TRIBUNAL MONS Les faits sont survenus le 30 mai 2005 à l’ancienne école Léo Collard, dénommée désormais Institut d’enseignement supérieur provincial du Hainaut, à Mons.

Pol, directeur d’une autre école, était en visite dans l’établissement. Il a été accusé d’avoir poussé un professeur. Il est désormais acquitté.

Pol a comparu pour coups et blessures ayant entraîné une incapacité. La victime, un certain François, se plaignait du fait que ses problèmes de dos s’étaient amplifiés suite à cette agression. Le tribunal a estimé que les propos du directeur étaient crédibles.

Ce dernier avait déclaré qu’il avait voulu dire bonjour à François en s’approchant de lui pour lui donner la main. Il avait ajouté que le professeur l’avait repoussé violemment. Le directeur avait alors repoussé légèrement le professeur. La victime affirmait, elle, que c’était uniquement la non-réponse au bonjour qui avait suscité la violence du prévenu.

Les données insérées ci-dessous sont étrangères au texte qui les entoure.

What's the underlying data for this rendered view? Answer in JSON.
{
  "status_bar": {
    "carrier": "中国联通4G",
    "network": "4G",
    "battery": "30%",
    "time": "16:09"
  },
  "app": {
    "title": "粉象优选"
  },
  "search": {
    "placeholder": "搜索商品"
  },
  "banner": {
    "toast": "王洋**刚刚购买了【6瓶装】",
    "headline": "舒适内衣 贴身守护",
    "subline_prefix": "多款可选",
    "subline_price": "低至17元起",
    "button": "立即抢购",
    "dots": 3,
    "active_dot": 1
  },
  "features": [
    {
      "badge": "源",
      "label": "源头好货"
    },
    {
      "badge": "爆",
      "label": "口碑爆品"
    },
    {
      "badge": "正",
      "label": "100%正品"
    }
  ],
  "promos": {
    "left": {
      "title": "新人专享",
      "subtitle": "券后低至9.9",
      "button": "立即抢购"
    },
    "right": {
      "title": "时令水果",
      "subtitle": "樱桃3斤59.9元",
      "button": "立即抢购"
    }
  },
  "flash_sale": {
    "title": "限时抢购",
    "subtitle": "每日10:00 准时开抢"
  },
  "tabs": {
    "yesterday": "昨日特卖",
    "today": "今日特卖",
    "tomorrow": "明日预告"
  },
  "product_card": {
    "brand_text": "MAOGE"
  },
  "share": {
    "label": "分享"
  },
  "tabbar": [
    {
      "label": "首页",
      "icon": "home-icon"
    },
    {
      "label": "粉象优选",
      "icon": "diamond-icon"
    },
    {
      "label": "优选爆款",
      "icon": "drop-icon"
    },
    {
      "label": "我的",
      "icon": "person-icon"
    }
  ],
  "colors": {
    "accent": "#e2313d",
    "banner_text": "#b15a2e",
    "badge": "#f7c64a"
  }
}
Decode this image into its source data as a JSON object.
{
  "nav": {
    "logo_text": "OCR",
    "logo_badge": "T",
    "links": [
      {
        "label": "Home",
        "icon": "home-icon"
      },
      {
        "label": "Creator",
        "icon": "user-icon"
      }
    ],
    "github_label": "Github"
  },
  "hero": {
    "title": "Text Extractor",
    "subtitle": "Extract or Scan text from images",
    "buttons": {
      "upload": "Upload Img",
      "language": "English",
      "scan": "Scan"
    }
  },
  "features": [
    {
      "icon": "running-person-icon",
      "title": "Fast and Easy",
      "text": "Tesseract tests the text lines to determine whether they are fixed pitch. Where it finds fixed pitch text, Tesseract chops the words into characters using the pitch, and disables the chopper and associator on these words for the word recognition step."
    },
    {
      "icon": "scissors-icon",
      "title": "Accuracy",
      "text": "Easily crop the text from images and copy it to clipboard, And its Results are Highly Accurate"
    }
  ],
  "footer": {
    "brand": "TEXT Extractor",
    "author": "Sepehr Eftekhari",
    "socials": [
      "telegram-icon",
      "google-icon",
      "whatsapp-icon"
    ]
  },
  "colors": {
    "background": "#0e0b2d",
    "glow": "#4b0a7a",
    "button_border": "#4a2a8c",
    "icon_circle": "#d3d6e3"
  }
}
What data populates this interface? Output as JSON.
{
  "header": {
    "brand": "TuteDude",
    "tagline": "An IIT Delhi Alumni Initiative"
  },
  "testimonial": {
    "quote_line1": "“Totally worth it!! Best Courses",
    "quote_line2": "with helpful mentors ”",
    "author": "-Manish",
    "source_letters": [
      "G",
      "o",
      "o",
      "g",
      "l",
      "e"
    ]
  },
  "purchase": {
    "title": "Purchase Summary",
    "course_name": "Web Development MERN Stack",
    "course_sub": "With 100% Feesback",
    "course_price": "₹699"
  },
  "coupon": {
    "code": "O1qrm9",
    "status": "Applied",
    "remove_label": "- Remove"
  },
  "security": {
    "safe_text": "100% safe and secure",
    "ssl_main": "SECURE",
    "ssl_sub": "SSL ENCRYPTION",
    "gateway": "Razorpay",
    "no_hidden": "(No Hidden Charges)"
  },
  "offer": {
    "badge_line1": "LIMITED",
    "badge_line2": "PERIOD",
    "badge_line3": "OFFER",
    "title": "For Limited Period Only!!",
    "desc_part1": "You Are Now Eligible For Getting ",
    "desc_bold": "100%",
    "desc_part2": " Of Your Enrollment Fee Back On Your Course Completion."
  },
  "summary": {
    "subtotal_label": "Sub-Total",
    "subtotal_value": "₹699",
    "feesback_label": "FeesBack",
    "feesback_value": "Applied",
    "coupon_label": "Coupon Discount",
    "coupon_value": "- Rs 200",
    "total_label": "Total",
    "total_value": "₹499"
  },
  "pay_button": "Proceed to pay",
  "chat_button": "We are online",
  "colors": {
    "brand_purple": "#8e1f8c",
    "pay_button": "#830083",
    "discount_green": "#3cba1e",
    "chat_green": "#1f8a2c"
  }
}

Le tribunal a précisé que la poussée exercée et reconnue par Pol n’avait pas été suffisamment importante pour faire tomber la partie civile, pourtant déjà souffrante. Il a également jugé que la victime avait, au fil du temps, donné une ampleur de plus en plus importante aux faits. “On peut craindre que la partie civile rapporte l’incident de manière exagérée”, peut-on lire dans le jugement.

Le tribunal précise aussi qu’aucune lésion n’est, comme l’avait plaidé l’avocat du préve- nu, Me Fabrice Guttadauria, objectivée du fait de la poussée. Enfin, il est précisé que le seul élément objectif mis en avant par l’expertise effectuée était le certificat médical faisant état d’une incapacité de travail d’un mois.

Mais le tribunal conclut : “Force est de constater que c’est sur base des déclarations de la partie civile que cette incapacité a été reconnue. En outre, la victime souffrait déjà des mêmes symptômes suite à un accident survenu 20 jours plus tôt”.

J. T.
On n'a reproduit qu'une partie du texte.